La terre engloutit les factieux.

3.[5] Après ces paroles mêlées de larmes, soudain la terre s'ébranle ; il s'y produit un tremblement pareil à l'agitation des flots sous la poussée du vent, et tout le peuple s'effraye ; un bruit sec et éclatant s'étant fait entendre, le sol s'affaissa à l'endroit des tentes de ces hommes, et tout ce qui leur était précieux s'y engloutit. Quand ils eurent ainsi disparu avant qu'on eût pu s'y reconnaître, le sol, qui s'était ouvert autour d'eux, se referma et reprit sa consistance, au point que de la perturbation qu'on vient de raconter rien n'apparaissait plus visible. C'est ainsi qu'ils périrent, fournissant une preuve de la puissance de Dieu. Il y aurait lieu de les plaindre, non seulement d'une catastrophe par elle-même déjà digne d'émouvoir la pitié, mais encore parce que leurs parents se réjouirent de ce qu'ils eussent subi une pareille peine. Oublieux, en effet, du complot qui les unissaient ensemble, au spectacle de l'accident survenu, ils approuvèrent la sentence, et, jugeant que c'étaient en criminels qu'avaient péri Dathan et ses partisans, ils ne s'en affligèrent même point[6].

[5] Nombres, XVI, 31.

[6] La Bible ne dit rien de tel.

Coré et sa faction foudroyés par le feu céleste.

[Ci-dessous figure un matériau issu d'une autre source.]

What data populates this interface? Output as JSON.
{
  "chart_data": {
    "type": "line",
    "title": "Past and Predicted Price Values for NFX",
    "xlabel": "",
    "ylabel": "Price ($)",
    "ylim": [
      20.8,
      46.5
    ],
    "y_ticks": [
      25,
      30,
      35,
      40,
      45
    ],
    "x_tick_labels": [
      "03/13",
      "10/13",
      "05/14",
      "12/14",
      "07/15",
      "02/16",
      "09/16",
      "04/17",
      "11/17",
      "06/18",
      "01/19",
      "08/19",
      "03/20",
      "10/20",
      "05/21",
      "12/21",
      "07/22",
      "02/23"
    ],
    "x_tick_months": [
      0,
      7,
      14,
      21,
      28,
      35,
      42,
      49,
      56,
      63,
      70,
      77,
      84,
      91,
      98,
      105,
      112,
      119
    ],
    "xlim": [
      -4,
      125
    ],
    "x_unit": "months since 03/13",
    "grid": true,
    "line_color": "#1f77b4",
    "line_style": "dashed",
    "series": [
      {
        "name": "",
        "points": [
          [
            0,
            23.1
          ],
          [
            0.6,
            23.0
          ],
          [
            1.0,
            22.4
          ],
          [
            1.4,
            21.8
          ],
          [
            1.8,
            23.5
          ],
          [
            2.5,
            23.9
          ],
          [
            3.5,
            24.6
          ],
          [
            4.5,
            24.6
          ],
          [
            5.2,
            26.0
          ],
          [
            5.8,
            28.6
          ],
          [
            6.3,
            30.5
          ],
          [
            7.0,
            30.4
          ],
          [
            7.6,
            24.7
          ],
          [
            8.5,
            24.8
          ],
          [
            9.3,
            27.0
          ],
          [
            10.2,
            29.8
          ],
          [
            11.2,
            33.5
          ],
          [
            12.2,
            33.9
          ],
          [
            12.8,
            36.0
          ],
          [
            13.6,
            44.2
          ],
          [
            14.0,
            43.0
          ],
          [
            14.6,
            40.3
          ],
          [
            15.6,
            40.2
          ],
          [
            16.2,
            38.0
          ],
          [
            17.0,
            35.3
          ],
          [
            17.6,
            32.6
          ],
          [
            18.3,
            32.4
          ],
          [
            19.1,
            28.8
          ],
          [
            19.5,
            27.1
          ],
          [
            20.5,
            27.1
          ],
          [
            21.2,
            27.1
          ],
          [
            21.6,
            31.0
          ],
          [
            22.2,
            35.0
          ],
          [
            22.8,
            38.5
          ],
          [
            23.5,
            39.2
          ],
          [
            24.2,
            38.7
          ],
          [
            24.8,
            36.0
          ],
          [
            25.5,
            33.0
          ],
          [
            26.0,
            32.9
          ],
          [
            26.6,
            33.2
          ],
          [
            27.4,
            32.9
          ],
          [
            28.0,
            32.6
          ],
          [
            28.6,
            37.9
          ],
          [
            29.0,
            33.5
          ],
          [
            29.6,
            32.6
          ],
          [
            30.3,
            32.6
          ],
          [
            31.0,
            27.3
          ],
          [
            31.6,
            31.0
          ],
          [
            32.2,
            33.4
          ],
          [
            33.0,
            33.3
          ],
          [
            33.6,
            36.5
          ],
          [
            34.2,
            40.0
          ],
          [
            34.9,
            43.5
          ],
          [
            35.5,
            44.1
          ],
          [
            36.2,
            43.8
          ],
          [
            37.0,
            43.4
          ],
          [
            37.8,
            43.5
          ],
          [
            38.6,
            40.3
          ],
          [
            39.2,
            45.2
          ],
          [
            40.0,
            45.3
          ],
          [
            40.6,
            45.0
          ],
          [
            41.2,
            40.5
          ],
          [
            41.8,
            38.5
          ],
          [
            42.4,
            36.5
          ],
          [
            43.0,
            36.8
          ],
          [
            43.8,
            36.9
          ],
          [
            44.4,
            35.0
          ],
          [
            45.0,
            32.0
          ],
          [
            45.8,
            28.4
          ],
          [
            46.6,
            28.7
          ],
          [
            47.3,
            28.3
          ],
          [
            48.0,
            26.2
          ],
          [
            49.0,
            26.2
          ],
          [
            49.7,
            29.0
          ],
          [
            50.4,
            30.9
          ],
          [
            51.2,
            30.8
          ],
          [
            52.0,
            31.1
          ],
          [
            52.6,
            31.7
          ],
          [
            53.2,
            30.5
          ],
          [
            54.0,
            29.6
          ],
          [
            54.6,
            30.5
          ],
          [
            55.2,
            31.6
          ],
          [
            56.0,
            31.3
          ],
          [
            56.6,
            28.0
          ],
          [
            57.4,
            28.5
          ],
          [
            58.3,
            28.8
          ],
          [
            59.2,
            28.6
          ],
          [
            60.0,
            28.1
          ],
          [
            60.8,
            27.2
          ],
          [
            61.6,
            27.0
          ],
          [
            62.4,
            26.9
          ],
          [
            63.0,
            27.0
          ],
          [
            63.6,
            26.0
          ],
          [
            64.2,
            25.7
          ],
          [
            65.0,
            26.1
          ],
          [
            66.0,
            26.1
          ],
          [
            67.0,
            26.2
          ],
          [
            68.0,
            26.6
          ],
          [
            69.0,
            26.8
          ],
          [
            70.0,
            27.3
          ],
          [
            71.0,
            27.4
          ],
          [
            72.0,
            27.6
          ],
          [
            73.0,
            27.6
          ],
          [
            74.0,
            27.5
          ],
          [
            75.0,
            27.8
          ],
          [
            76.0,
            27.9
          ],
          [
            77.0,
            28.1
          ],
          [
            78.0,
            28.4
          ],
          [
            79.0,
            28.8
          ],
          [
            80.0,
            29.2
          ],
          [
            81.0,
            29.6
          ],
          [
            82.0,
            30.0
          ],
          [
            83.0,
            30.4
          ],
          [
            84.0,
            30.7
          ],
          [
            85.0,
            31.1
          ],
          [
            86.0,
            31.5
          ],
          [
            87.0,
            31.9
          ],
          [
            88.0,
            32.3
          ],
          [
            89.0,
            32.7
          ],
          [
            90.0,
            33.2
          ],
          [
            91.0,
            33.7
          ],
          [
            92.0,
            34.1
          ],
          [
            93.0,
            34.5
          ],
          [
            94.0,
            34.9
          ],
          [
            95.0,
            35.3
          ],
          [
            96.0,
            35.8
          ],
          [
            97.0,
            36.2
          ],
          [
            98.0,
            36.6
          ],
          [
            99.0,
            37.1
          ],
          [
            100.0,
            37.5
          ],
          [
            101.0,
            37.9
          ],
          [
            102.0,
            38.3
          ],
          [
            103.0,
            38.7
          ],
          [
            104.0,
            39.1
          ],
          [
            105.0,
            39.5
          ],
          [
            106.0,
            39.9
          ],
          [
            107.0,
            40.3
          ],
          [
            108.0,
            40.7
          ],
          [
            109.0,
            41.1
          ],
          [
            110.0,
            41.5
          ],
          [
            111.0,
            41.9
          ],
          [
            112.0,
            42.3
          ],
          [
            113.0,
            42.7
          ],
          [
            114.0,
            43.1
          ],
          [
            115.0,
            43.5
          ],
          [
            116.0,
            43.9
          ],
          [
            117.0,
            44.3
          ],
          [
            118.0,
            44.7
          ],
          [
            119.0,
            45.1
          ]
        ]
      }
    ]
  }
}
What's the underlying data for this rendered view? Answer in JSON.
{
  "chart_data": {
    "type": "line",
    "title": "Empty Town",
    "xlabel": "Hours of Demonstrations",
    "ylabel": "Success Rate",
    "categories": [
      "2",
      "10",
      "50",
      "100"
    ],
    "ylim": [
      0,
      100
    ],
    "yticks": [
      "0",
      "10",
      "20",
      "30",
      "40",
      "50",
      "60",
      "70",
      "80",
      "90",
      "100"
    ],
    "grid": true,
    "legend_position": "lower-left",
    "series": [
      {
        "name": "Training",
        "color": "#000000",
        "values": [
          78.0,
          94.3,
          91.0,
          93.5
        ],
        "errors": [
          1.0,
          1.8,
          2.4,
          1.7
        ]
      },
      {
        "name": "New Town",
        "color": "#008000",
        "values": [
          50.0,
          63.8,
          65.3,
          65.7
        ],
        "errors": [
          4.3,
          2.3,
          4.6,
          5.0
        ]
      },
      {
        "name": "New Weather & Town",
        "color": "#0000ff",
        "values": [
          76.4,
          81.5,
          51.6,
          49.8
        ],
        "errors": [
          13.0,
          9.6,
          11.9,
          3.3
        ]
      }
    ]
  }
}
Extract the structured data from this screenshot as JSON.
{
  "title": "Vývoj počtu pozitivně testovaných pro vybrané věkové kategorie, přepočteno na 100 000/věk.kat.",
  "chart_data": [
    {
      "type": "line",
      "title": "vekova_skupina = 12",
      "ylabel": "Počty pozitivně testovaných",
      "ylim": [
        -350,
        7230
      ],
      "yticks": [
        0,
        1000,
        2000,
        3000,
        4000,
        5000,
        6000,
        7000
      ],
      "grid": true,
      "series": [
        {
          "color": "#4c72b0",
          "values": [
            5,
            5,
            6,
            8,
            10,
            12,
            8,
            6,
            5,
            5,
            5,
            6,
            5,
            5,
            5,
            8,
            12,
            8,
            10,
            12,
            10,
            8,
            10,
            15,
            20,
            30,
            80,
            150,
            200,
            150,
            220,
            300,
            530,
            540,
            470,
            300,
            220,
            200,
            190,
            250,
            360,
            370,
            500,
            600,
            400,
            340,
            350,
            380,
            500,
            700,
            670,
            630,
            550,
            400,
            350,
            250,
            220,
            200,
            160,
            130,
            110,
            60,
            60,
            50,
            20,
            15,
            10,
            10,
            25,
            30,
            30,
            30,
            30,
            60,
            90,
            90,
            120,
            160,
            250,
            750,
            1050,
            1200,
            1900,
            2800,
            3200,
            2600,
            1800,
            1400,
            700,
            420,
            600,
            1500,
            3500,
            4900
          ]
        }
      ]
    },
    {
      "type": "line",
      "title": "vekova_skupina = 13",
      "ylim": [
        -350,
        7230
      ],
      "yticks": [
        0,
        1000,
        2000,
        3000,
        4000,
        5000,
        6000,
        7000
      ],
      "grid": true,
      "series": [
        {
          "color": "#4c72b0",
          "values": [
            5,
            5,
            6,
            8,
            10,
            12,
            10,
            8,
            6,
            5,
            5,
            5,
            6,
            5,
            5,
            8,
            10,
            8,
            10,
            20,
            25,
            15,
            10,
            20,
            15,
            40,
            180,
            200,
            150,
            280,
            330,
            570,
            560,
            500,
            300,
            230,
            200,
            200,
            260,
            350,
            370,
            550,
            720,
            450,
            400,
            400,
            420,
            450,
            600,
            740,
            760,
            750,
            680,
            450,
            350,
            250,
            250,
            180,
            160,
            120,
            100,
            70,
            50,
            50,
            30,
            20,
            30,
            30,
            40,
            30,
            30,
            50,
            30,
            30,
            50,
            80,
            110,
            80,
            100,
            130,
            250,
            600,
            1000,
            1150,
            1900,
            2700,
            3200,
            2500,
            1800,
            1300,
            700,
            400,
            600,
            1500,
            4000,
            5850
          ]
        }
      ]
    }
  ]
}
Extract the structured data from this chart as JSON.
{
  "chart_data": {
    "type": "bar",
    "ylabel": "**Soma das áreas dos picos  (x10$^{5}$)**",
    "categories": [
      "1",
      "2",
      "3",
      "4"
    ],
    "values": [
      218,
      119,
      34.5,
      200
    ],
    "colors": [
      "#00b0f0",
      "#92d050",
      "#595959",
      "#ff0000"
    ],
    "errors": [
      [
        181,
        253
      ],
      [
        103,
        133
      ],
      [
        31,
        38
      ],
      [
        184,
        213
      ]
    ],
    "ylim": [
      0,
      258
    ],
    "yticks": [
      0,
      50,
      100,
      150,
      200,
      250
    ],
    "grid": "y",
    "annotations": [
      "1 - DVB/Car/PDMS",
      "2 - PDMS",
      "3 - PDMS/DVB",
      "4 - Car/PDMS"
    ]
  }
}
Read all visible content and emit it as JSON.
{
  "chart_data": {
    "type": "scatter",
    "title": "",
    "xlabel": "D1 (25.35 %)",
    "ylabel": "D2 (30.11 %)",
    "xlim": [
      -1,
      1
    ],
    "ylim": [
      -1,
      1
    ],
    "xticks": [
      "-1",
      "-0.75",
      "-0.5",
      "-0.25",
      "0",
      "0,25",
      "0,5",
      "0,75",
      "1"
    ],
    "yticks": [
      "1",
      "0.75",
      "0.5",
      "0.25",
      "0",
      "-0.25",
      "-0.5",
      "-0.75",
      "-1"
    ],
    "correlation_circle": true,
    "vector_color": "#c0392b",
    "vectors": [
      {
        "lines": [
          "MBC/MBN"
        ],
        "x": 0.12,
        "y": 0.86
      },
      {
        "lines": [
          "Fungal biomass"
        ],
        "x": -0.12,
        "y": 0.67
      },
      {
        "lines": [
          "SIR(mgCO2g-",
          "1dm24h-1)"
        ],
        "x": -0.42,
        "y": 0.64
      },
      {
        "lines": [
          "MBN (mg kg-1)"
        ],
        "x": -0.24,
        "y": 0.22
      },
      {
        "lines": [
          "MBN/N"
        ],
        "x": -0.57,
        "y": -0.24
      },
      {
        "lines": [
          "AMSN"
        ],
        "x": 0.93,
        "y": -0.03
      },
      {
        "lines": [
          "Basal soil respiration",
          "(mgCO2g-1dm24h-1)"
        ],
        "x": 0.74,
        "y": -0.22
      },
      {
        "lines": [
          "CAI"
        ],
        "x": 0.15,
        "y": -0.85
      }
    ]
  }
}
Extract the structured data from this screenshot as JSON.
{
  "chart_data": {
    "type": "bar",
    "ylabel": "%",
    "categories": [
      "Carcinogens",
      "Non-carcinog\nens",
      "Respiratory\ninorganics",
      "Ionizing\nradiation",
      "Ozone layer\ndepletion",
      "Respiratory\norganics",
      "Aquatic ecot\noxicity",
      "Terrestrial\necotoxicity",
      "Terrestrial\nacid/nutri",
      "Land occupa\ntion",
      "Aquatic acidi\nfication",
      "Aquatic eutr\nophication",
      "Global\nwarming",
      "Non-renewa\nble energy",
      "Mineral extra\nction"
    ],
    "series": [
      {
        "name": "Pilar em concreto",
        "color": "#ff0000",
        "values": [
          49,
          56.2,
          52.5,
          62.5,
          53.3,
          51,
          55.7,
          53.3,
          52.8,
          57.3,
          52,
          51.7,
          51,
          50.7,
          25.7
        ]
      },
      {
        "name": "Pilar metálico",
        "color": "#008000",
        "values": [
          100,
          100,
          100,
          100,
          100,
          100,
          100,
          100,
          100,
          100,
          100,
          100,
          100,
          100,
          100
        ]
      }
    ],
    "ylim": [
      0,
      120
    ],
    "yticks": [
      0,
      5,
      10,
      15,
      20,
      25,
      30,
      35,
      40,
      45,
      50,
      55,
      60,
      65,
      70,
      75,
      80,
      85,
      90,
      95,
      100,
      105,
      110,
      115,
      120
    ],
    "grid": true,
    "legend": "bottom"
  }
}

4.[7] Moise appela ceux qui contestaient au sujet du sacerdoce pour procéder au concours des prêtres, afin que celui dont le sacrifice serait accueilli avec le plus de faveur par Dieu fût déclaré élu. Et quand se furent réunis deux cent cinquante hommes, en honneur auprès du peuple tant pour les mérites de leurs ancêtres que pour leurs propres mérites, qui les mettaient encore plus haut que ces derniers. Aaron et Coré[8] s'avancèrent également et, se tenant devant le tabernacle, ils brûlèrent tous dans leurs encensoirs des parfums qu'ils y avaient apportés. Mais il jaillit soudain un feu[9] tel qu'on n'en avait jamais vu de semblable, qu'il fût l’œuvre des mains de l'homme, qu'il sortît de terre, d'une source profonde de chaleur, ou qu'il s'échappât spontanément de la matière agitée contre elle-même par la violence des vents, mais un feu comme il pouvait s'en allumer au commandement de Dieu, très brillant et d'une flamme très ardente. Sous ce feu qui s'élançait contre eux, tous les deux cent cinquante et Coré furent détruits, au point qu'on ne vit même plus leurs corps. Aaron seul survécut, sans avoir subi aucune atteinte de ce feu, parce que c'était Dieu qui l'avait envoyé pour consumer ceux qui méritaient le châtiment. Moïse[10], après la mort de ces hommes, voulant que leur punition restât dans la mémoire et que les générations futures en fussent instruites, ordonna à Éléazar, fils d'Aaron, de déposer leurs encensoirs auprès de l'autel d'airain, en souvenir, pour la postérité, du châtiment qu'ils avaient subi pour avoir cru qu'ils pouvaient se jouer de la puissance de Dieu. Et Aaron, qui ne paraissait plus maintenant devoir la dignité de grand-prêtre à la faveur de Moïse, mais à la décision de Dieu clairement manifestée, eut désormais avec ses fils la jouissance assurée de sa charge.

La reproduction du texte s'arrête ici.